View Single Post
  #16  
Old Posted May 8, 2015, 9:42 PM
sparkling's Avatar
sparkling sparkling is offline
Registered User
 
Join Date: Sep 2013
Posts: 765
First Manhattan Condo by a Chinese Developer



C. J. HUGHES
MAY 8, 2015

Quote:
A 38-story tower rising on a busy block in Midtown is being billed as the first condominium project in Manhattan developed entirely by a company from China.

Euro Properties, based in Hong Kong, recently unveiled 118 East 59th Street, a 29-unit high-rise between Park and Lexington Avenues. In recent years, Chinese companies have flocked to build in New York, but typically partnered with local firms, and in those rare cases where they have flown solo, it has been in the outside boroughs.

While 118 East 59th Street may be a pioneer, brokers say its developers still have to convince buyers that its location, wedged between office towers, can fetch the same gold-plated prices as nearby Billionaires’ Row.

“It’s a location that’s in transition,” said Tamir Shemesh, an associate broker with the Corcoran Group who is marketing a new 22-unit condo at 337 East 62nd Street. “But the towers that are coming up could change a very commercial area.”

Designed by SCDA Architects of Singapore, whose principal is Soo K. Chan, the narrow tower will have a facade that recalls the pressed-down buttons on an old-fashioned tape recorder, with sections that are beveled, at slight angles. Each of the 29 units will occupy at least a full floor, making them feel spacious despite the skinny site, said Neo Que Yau, the chief executive of Euro Properties. Most apartments will be configured with two bedrooms, he said, and about half will have views of Central Park. Units will start at about 1,400 square feet.

Finishes will include marble for kitchens and baths; there will also be bidet-style toilets, the kind that are popular overseas. But while Mr. Yau said that he welcomed foreign buyers, who have taken a shine to the neighborhood in the current boom, he would not market to them specifically. “It’s a consideration,” he said, “not the most important factor.”

Demolition of the four-story building that once stood at the site, which Euro Properties bought from the Rudd family for $49 million in 2013 and which once contained a tuxedo-rental company, is complete. Yet the condo, where foundations are scheduled to be poured in June and sales set to begin in September, is a work in progress.

As of early this month, Euro Properties was still hammering out details about building amenities, which will include a fitness center, treatment rooms for massages and a lounge with outdoor gardens, Mr. Yau said.

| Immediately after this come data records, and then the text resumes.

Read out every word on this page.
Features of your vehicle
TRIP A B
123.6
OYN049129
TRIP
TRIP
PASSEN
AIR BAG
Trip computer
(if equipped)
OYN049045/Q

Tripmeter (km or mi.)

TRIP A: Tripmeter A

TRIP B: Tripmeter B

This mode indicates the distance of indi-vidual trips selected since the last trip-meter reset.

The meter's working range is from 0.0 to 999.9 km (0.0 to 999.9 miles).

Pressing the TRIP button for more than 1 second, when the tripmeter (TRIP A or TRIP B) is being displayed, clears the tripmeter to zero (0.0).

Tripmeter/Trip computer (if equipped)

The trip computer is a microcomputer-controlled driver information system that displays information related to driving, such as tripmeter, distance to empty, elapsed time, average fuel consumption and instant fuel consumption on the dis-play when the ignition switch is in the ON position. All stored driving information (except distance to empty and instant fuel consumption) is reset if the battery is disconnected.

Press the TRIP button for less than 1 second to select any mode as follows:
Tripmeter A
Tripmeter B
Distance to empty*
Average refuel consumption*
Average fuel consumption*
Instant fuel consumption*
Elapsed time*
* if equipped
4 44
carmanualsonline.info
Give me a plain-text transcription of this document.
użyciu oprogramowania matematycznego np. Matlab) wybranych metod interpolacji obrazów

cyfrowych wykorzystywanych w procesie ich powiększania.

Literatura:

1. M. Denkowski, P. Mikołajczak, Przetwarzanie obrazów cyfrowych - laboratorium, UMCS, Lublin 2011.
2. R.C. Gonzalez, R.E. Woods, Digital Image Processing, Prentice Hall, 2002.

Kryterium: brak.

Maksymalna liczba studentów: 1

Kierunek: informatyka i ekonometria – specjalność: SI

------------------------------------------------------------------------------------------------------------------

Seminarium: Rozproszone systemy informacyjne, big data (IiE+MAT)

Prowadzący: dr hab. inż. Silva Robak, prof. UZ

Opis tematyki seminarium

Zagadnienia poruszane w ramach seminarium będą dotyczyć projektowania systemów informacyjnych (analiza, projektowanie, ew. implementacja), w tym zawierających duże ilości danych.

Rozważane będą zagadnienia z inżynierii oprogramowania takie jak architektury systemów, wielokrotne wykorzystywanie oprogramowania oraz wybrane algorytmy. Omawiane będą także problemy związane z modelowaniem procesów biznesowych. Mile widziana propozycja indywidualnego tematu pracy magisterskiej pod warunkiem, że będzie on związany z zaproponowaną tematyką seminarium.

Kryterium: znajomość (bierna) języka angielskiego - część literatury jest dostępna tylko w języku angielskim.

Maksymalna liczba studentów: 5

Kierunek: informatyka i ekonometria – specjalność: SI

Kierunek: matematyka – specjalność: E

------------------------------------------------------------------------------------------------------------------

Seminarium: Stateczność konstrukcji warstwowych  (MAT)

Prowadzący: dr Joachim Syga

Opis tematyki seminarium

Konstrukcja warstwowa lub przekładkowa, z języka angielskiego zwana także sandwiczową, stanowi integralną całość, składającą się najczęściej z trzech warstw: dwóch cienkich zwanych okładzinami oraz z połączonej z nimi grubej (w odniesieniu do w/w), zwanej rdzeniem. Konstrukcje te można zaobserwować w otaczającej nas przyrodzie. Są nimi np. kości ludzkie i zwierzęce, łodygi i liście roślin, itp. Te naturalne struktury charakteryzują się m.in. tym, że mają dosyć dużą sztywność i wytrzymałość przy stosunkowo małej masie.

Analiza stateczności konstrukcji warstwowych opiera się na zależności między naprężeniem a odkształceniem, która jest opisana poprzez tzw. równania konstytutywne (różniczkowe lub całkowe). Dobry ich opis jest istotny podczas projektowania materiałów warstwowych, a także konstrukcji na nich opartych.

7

He said that prices “will be consistent with ultraluxury developments in the area.” The much taller and more perk-laden 432 Park Avenue, from Macklowe Properties and the CIM Group, for example, has averaged about $8,000 a square foot for its units so far, according to data from StreetEasy.com.

The new condo by Euro Properties is not that large by Chinese project standards. Oosten, a 216-unit complex that Xin Development Group International is developing, spreads across a full block in South Williamsburg, Brooklyn.

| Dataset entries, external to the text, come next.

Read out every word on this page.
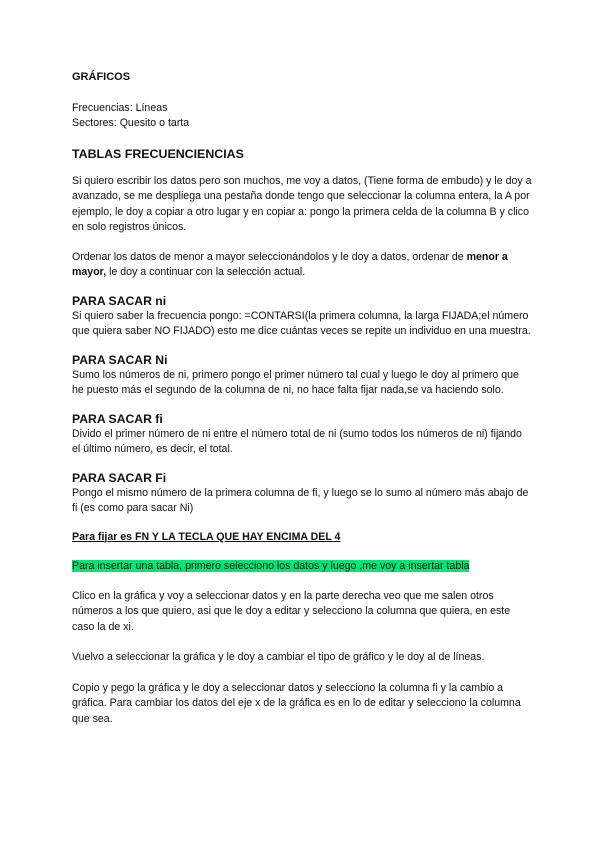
GRÁFICOS

Frecuencias: Líneas

Sectores: Quesito o tarta

TABLAS FRECUENCIENCIAS

Si quiero escribir los datos pero son muchos, me voy a datos, (Tiene forma de embudo) y le doy a avanzado, se me despliega una pestaña donde tengo que seleccionar la columna entera, la A por ejemplo, le doy a copiar a otro lugar y en copiar a: pongo la primera celda de la columna B y clico en solo registros únicos.

Ordenar los datos de menor a mayor seleccionándolos y le doy a datos, ordenar de menor a mayor, le doy a continuar con la selección actual.

PARA SACAR ni

Si quiero saber la frecuencia pongo: =CONTARSI(la primera columna, la larga FIJADA;el número que quiera saber NO FIJADO) esto me dice cuántas veces se repite un individuo en una muestra.

PARA SACAR Ni

Sumo los números de ni, primero pongo el primer número tal cual y luego le doy al primero que he puesto más el segundo de la columna de ni, no hace falta fijar nada,se va haciendo solo.

PARA SACAR fi

Divido el primer número de ni entre el número total de ni (sumo todos los números de ni) fijando el último número, es decir, el total.

PARA SACAR Fi

Pongo el mismo número de la primera columna de fi, y luego se lo sumo al número más abajo de fi (es como para sacar Ni)

Para fijar es FN Y LA TECLA QUE HAY ENCIMA DEL 4

Para insertar una tabla, primero selecciono los datos y luego ,me voy a insertar tabla

Clico en la gráfica y voy a seleccionar datos y en la parte derecha veo que me salen otros números a los que quiero, asi que le doy a editar y selecciono la columna que quiera, en este caso la de xi.

Vuelvo a seleccionar la gráfica y le doy a cambiar el tipo de gráfico y le doy al de líneas.

Copio y pego la gráfica y le doy a seleccionar datos y selecciono la columna fi y la cambio a gráfica. Para cambiar los datos del eje x de la gráfica es en lo de editar y selecciono la columna que sea.
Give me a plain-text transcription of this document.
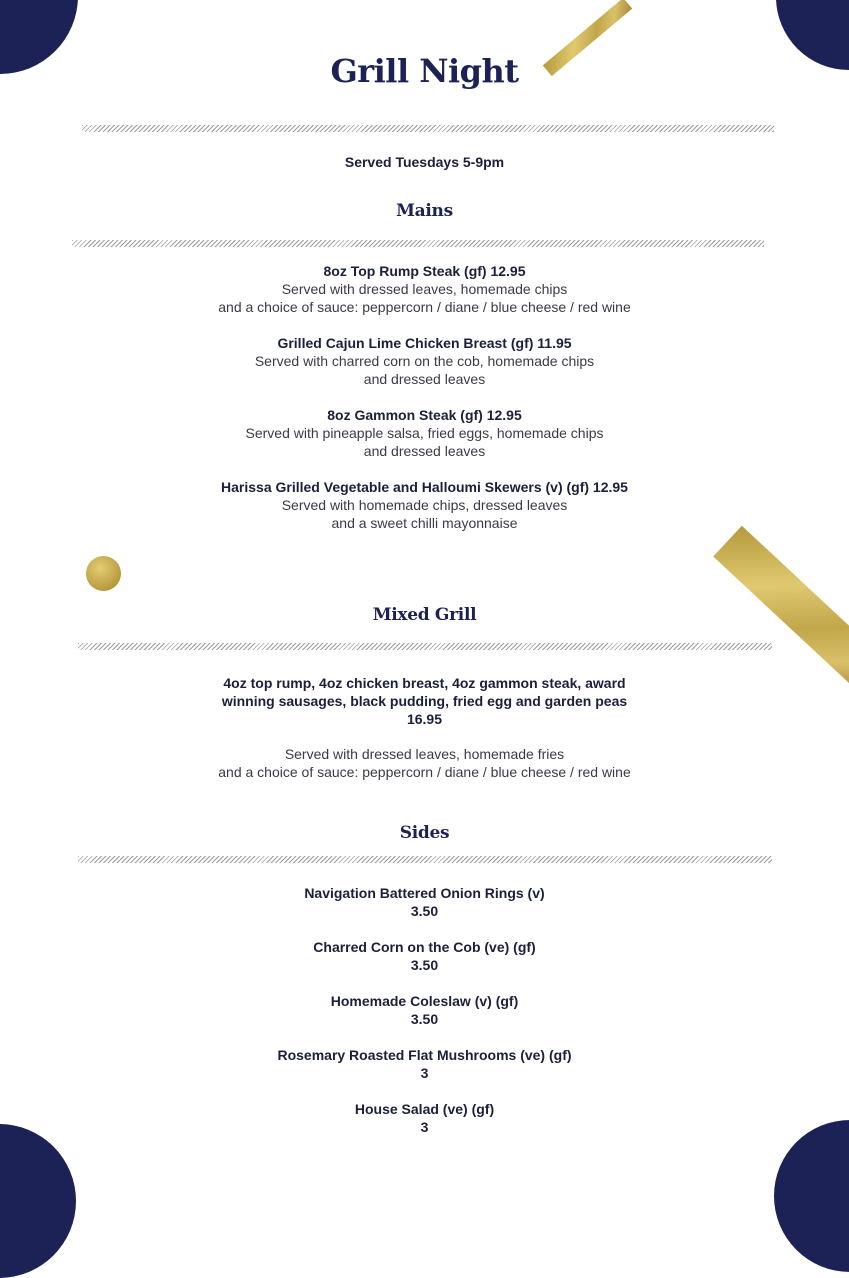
Grill Night
Served Tuesdays 5-9pm
Mains
8oz Top Rump Steak (gf) 12.95
Served with dressed leaves, homemade chips
and a choice of sauce: peppercorn / diane / blue cheese / red wine
Grilled Cajun Lime Chicken Breast (gf) 11.95
Served with charred corn on the cob, homemade chips
and dressed leaves
8oz Gammon Steak (gf) 12.95
Served with pineapple salsa, fried eggs, homemade chips
and dressed leaves
Harissa Grilled Vegetable and Halloumi Skewers (v) (gf) 12.95
Served with homemade chips, dressed leaves
and a sweet chilli mayonnaise
Mixed Grill
4oz top rump, 4oz chicken breast, 4oz gammon steak, award winning sausages, black pudding, fried egg and garden peas
16.95
Served with dressed leaves, homemade fries
and a choice of sauce: peppercorn / diane / blue cheese / red wine
Sides
Navigation Battered Onion Rings (v)
3.50
Charred Corn on the Cob (ve) (gf)
3.50
Homemade Coleslaw (v) (gf)
3.50
Rosemary Roasted Flat Mushrooms (ve) (gf)
3
House Salad (ve) (gf)
3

Likewise, at 100 East 53rd Street, a team that includes the Chinese investors Vanke Holdings and China Cinda Asset Management, alongside Hines and RFR Holding, is creating a 61-story, 94-apartment high-rise next to the Seagram Building. (The project was previously billed as 610 Lexington Avenue.)

Zoning on the site of 118 East 59th allowed a tower of only about 30 stories, according to Mr. Yau, meaning there would have been only a few floors with park views. Yet Euro Properties was ultimately able to climb several floors higher after buying unused development, or “air” rights, from the building next door, at No. 116. That kind of transaction has become fairly common, but the neighbor is hardly ordinary. It is the Argosy Book Store, which has refused to sell its home to developers for decades, even as skyscrapers swallowed up similar buildings around it, according to Naomi Hample, an owner.

But as the Argosy tries to survive in a battered industry, Ms. Hample finally decided that her family-owned store could part with a bit of its property after all, or at least the air above it, which sold for more than $6 million. “It was very fortunate,” she said.

Would there be other upsides, like the condo’s residents dropping by to snap up hardcovers? No, Ms. Hample said.

“The buyer will be a billionaire who will use it for six weeks a year,” she said. “A hotel would have been much better.”